Saturday, 14 September 2013

Story Telling ~

We have been reading a variety of different fairytales this term as we continue to explore features of a narrative. Fairytales are a great way of exploring the elements of a story as these stories use a familiar beginning with the use of 'Once upon a time' and a predictable ending with 'living happily ever after.' Children love the familiarity and predictability of these stories and just love joining in to read the text aloud as a whole class. We have been applying the B.A.R strategy to the learning of fairytales, looking at how we can make a story ... B - Better, A - Add something to it or R - Remove/Replace an element to make it more interesting. After listening to a selection of stories and taking them apart through discussion and reconstruction, students are better equipped to start writing on their own. Rein-acting elements of fairy tales offers opportunity to use dialogue and language purposefully in a tactile and kinaesthetic way.
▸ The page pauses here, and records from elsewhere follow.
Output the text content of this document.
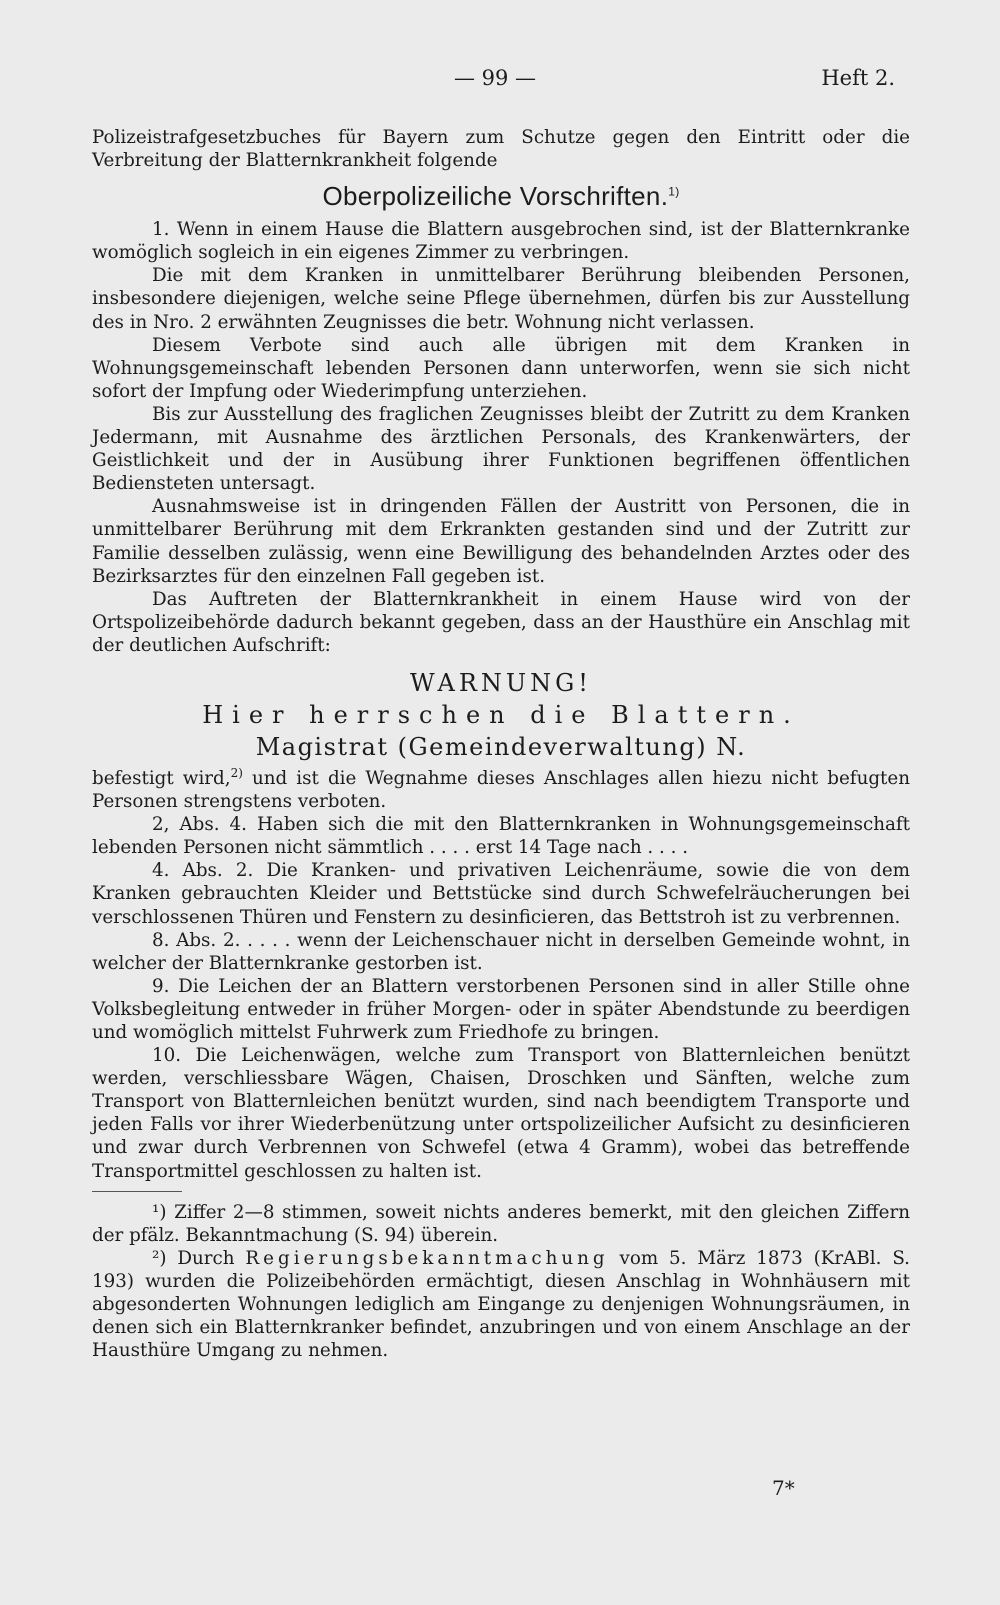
— 99 —	Heft 2.

Polizeistrafgesetzbuches für Bayern zum Schutze gegen den Eintritt oder die Verbreitung der Blatternkrankheit folgende

Oberpolizeiliche Vorschriften.$^{1)}$

1. Wenn in einem Hause die Blattern ausgebrochen sind, ist der Blatternkranke womöglich sogleich in ein eigenes Zimmer zu verbringen.

Die mit dem Kranken in unmittelbarer Berührung bleibenden Personen, insbesondere diejenigen, welche seine Pflege übernehmen, dürfen bis zur Ausstellung des in Nro. 2 erwähnten Zeugnisses die betr. Wohnung nicht verlassen.

Diesem Verbote sind auch alle übrigen mit dem Kranken in Wohnungsgemeinschaft lebenden Personen dann unterworfen, wenn sie sich nicht sofort der Impfung oder Wiederimpfung unterziehen.

Bis zur Ausstellung des fraglichen Zeugnisses bleibt der Zutritt zu dem Kranken Jedermann, mit Ausnahme des ärztlichen Personals, des Krankenwärters, der Geistlichkeit und der in Ausübung ihrer Funktionen begriffenen öffentlichen Bediensteten untersagt.

Ausnahmsweise ist in dringenden Fällen der Austritt von Personen, die in unmittelbarer Berührung mit dem Erkrankten gestanden sind und der Zutritt zur Familie desselben zulässig, wenn eine Bewilligung des behandelnden Arztes oder des Bezirksarztes für den einzelnen Fall gegeben ist.

Das Auftreten der Blatternkrankheit in einem Hause wird von der Ortspolizeibehörde dadurch bekannt gegeben, dass an der Hausthüre ein Anschlag mit der deutlichen Aufschrift:

WARNUNG!
Hier herrschen die Blattern.
Magistrat (Gemeindeverwaltung) N.

befestigt wird,$^{2)}$ und ist die Wegnahme dieses Anschlages allen hiezu nicht befugten Personen strengstens verboten.

2, Abs. 4. Haben sich die mit den Blatternkranken in Wohnungsgemeinschaft lebenden Personen nicht sämmtlich . . . . erst 14 Tage nach . . . .

4. Abs. 2. Die Kranken- und privativen Leichenräume, sowie die von dem Kranken gebrauchten Kleider und Bettstücke sind durch Schwefelräucherungen bei verschlossenen Thüren und Fenstern zu desinficieren, das Bettstroh ist zu verbrennen.

8. Abs. 2. . . . . wenn der Leichenschauer nicht in derselben Gemeinde wohnt, in welcher der Blatternkranke gestorben ist.

9. Die Leichen der an Blattern verstorbenen Personen sind in aller Stille ohne Volksbegleitung entweder in früher Morgen- oder in später Abendstunde zu beerdigen und womöglich mittelst Fuhrwerk zum Friedhofe zu bringen.

10. Die Leichenwägen, welche zum Transport von Blatternleichen benützt werden, verschliessbare Wägen, Chaisen, Droschken und Sänften, welche zum Transport von Blatternleichen benützt wurden, sind nach beendigtem Transporte und jeden Falls vor ihrer Wiederbenützung unter ortspolizeilicher Aufsicht zu desinficieren und zwar durch Verbrennen von Schwefel (etwa 4 Gramm), wobei das betreffende Transportmittel geschlossen zu halten ist.

¹) Ziffer 2—8 stimmen, soweit nichts anderes bemerkt, mit den gleichen Ziffern der pfälz. Bekanntmachung (S. 94) überein.

²) Durch Regierungsbekanntmachung vom 5. März 1873 (KrABl. S. 193) wurden die Polizeibehörden ermächtigt, diesen Anschlag in Wohnhäusern mit abgesonderten Wohnungen lediglich am Eingange zu denjenigen Wohnungsräumen, in denen sich ein Blatternkranker befindet, anzubringen und von einem Anschlage an der Hausthüre Umgang zu nehmen.

7*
This think and do philosophy to learning engages the whole person in learning, activating both the mind and body to consolidate the whole learning process.

The B.A.R Strategy

B - Better
A - Add
R - Remove/Replace

Student suggestions included a few of the following,

We could make a story better by:
using different settings i.e a city, a bridge or a swamp instead of the forest, 
by including a moral into the story like fables do,
or changing the scary elements 
and characters featured in the story so people don't get eaten!

We could add something by:
creating a new scene,
incorporating a different character into the story
(or by adding extra details), 
like Red Riding Hood walking through the forest 
with a friend and not by herself.

We could remove or replace something by: 
using different adjectives or nouns within the text,
 removing Red Riding Hoods cape and giving her a name instead.
Or swapping the big bad wolf for a stranger in the woods!
(and include a new protagonist later on)
Or removing the wood cutter and replacing him with her Dad.
(A new hero - My Grade Ones loved this idea!)

Drawing upon a rich fabric of ideas assists students to write creatively and imaginatively.